Treze anos de governo de dois presidentes do PT, um impeachment, mensalão e petrolão depois, o que se vê é a esquerda brasileira chegar às urnas tendo abdicado sem titubear à discussão sobre combate à impunidade, reforço nas leis de combate à corrupção – muitas aprovadas no governo Lula – e compromisso com a transparência na gestão pública. Atados irremediavelmente à “narrativa” de que Lula e o partido são vítimas de perseguição da Justiça, da Polícia Federal, do Ministério Público, do Congresso e sabe-se lá de quantas outras instituições, os petistas renunciaram, até, a louvar decisões que atingem adversários, como Eduardo Azeredo, ex-grão-tucano condenado e preso como Lula, ou Eduardo Cunha, algoz de Dilma Rousseff e sem nenhuma perspectiva de soltura.

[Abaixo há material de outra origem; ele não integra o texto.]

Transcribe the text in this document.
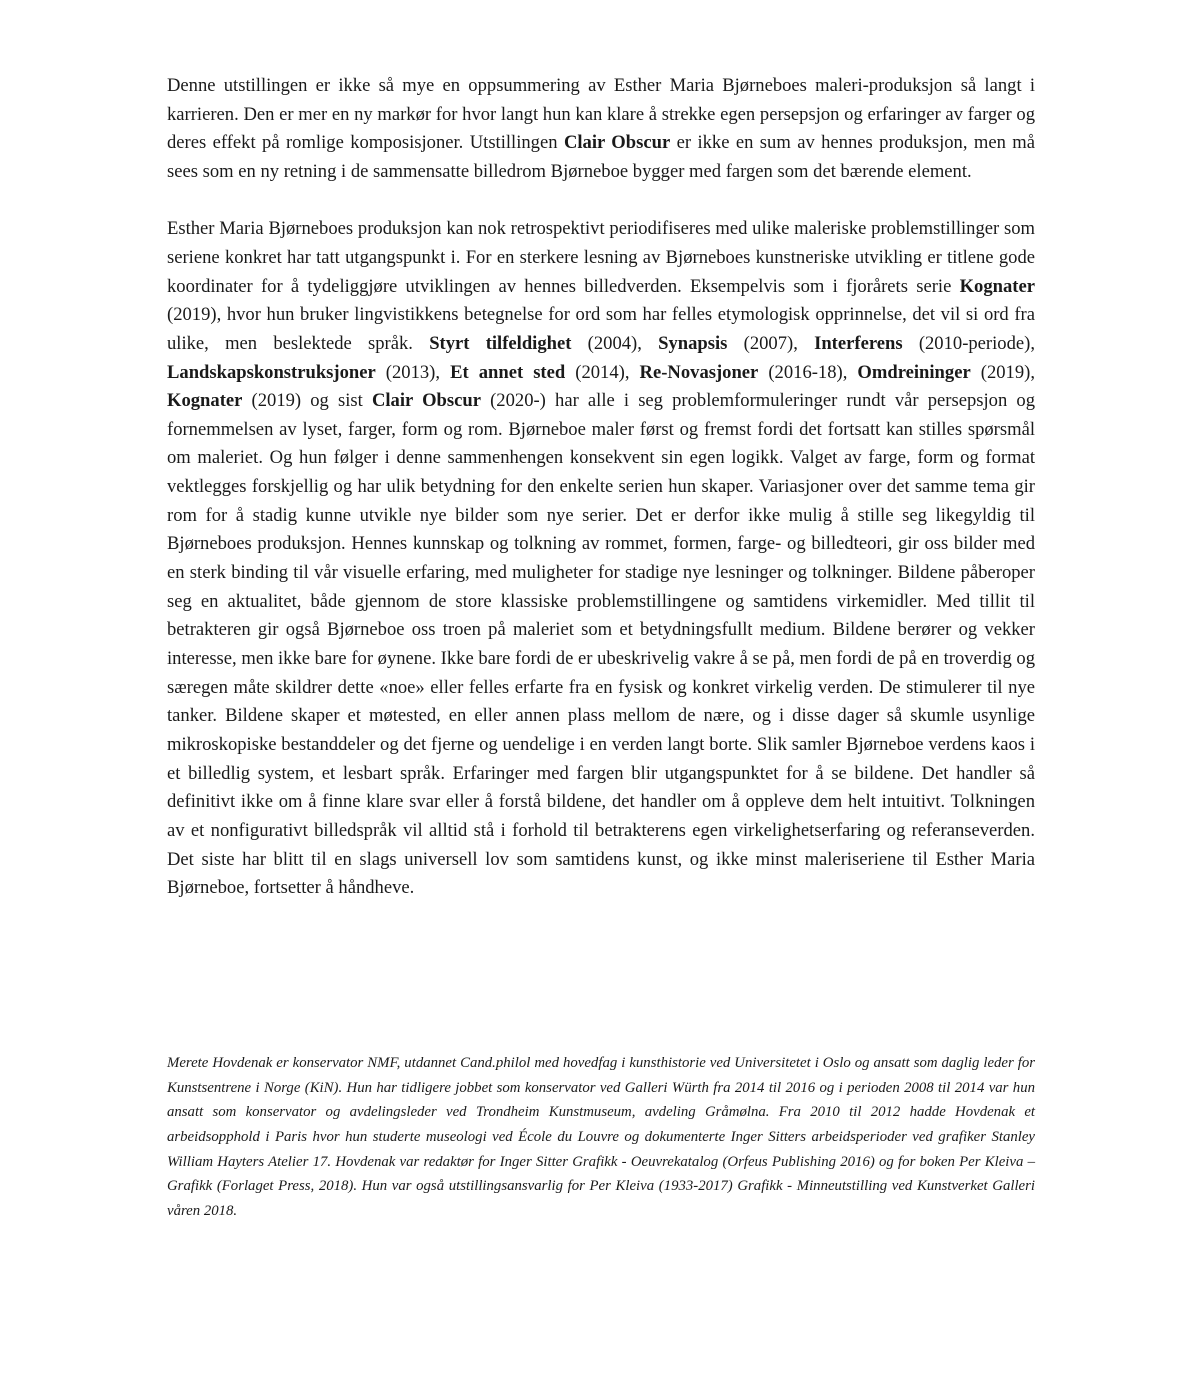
Denne utstillingen er ikke så mye en oppsummering av Esther Maria Bjørneboes maleri-produksjon så langt i karrieren. Den er mer en ny markør for hvor langt hun kan klare å strekke egen persepsjon og erfaringer av farger og deres effekt på romlige komposisjoner. Utstillingen Clair Obscur er ikke en sum av hennes produksjon, men må sees som en ny retning i de sammensatte billedrom Bjørneboe bygger med fargen som det bærende element.

Esther Maria Bjørneboes produksjon kan nok retrospektivt periodifiseres med ulike maleriske problemstillinger som seriene konkret har tatt utgangspunkt i. For en sterkere lesning av Bjørneboes kunstneriske utvikling er titlene gode koordinater for å tydeliggjøre utviklingen av hennes billedverden. Eksempelvis som i fjorårets serie Kognater (2019), hvor hun bruker lingvistikkens betegnelse for ord som har felles etymologisk opprinnelse, det vil si ord fra ulike, men beslektede språk. Styrt tilfeldighet (2004), Synapsis (2007), Interferens (2010-periode), Landskapskonstruksjoner (2013), Et annet sted (2014), Re-Novasjoner (2016-18), Omdreininger (2019), Kognater (2019) og sist Clair Obscur (2020-) har alle i seg problemformuleringer rundt vår persepsjon og fornemmelsen av lyset, farger, form og rom. Bjørneboe maler først og fremst fordi det fortsatt kan stilles spørsmål om maleriet. Og hun følger i denne sammenhengen konsekvent sin egen logikk. Valget av farge, form og format vektlegges forskjellig og har ulik betydning for den enkelte serien hun skaper. Variasjoner over det samme tema gir rom for å stadig kunne utvikle nye bilder som nye serier. Det er derfor ikke mulig å stille seg likegyldig til Bjørneboes produksjon. Hennes kunnskap og tolkning av rommet, formen, farge- og billedteori, gir oss bilder med en sterk binding til vår visuelle erfaring, med muligheter for stadige nye lesninger og tolkninger. Bildene påberoper seg en aktualitet, både gjennom de store klassiske problemstillingene og samtidens virkemidler. Med tillit til betrakteren gir også Bjørneboe oss troen på maleriet som et betydningsfullt medium. Bildene berører og vekker interesse, men ikke bare for øynene. Ikke bare fordi de er ubeskrivelig vakre å se på, men fordi de på en troverdig og særegen måte skildrer dette «noe» eller felles erfarte fra en fysisk og konkret virkelig verden. De stimulerer til nye tanker. Bildene skaper et møtested, en eller annen plass mellom de nære, og i disse dager så skumle usynlige mikroskopiske bestanddeler og det fjerne og uendelige i en verden langt borte. Slik samler Bjørneboe verdens kaos i et billedlig system, et lesbart språk. Erfaringer med fargen blir utgangspunktet for å se bildene. Det handler så definitivt ikke om å finne klare svar eller å forstå bildene, det handler om å oppleve dem helt intuitivt. Tolkningen av et nonfigurativt billedspråk vil alltid stå i forhold til betrakterens egen virkelighetserfaring og referanseverden. Det siste har blitt til en slags universell lov som samtidens kunst, og ikke minst maleriseriene til Esther Maria Bjørneboe, fortsetter å håndheve.

Merete Hovdenak er konservator NMF, utdannet Cand.philol med hovedfag i kunsthistorie ved Universitetet i Oslo og ansatt som daglig leder for Kunstsentrene i Norge (KiN). Hun har tidligere jobbet som konservator ved Galleri Würth fra 2014 til 2016 og i perioden 2008 til 2014 var hun ansatt som konservator og avdelingsleder ved Trondheim Kunstmuseum, avdeling Gråmølna. Fra 2010 til 2012 hadde Hovdenak et arbeidsopphold i Paris hvor hun studerte museologi ved École du Louvre og dokumenterte Inger Sitters arbeidsperioder ved grafiker Stanley William Hayters Atelier 17. Hovdenak var redaktør for Inger Sitter Grafikk - Oeuvrekatalog (Orfeus Publishing 2016) og for boken Per Kleiva – Grafikk (Forlaget Press, 2018). Hun var også utstillingsansvarlig for Per Kleiva (1933-2017) Grafikk - Minneutstilling ved Kunstverket Galleri våren 2018.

Fazê-lo significaria reconhecer que há uma nova perspectiva, que nasce da PF, do MPF e das instâncias iniciais do Judiciário, de utilizar os mecanismos disponíveis nas leis e nos códigos para garantir que crimes do colarinho-branco (de quaisquer partidos) sejam efetivamente pagos e seus praticantes, punidos. A esperança dos partidos que antes empunhavam a bandeira da ética nos palanques e nos programas do horário eleitoral é que seu líder máximo conte com uma ajuda na undécima hora de ministros de uma Corte cindida, como é hoje o STF, para poder concorrer à Presidência da República. Mas Lula foi condenado em duas instâncias, e o STF não pode rever a condenação, apenas mexer eventualmente na pena ou no regime de cumprimento. Os petistas não se importam. Outras condenações podem vir em vários processos a que Lula responde. Perseguição, repetem. Mas a Lei da Ficha Limpa fala em condenação por colegiado – o que Lula já tem – e não em condenação final. Golpe, só para tirar Lula do pleito.
Divorciada da própria história, a esquerda abre mão de dialogar com o conjunto da sociedade, que elegeu a corrupção como assunto central em 2018. Trata-se de uma decisão que cobrará um preço maior que a pena deste ou daquele companheiro.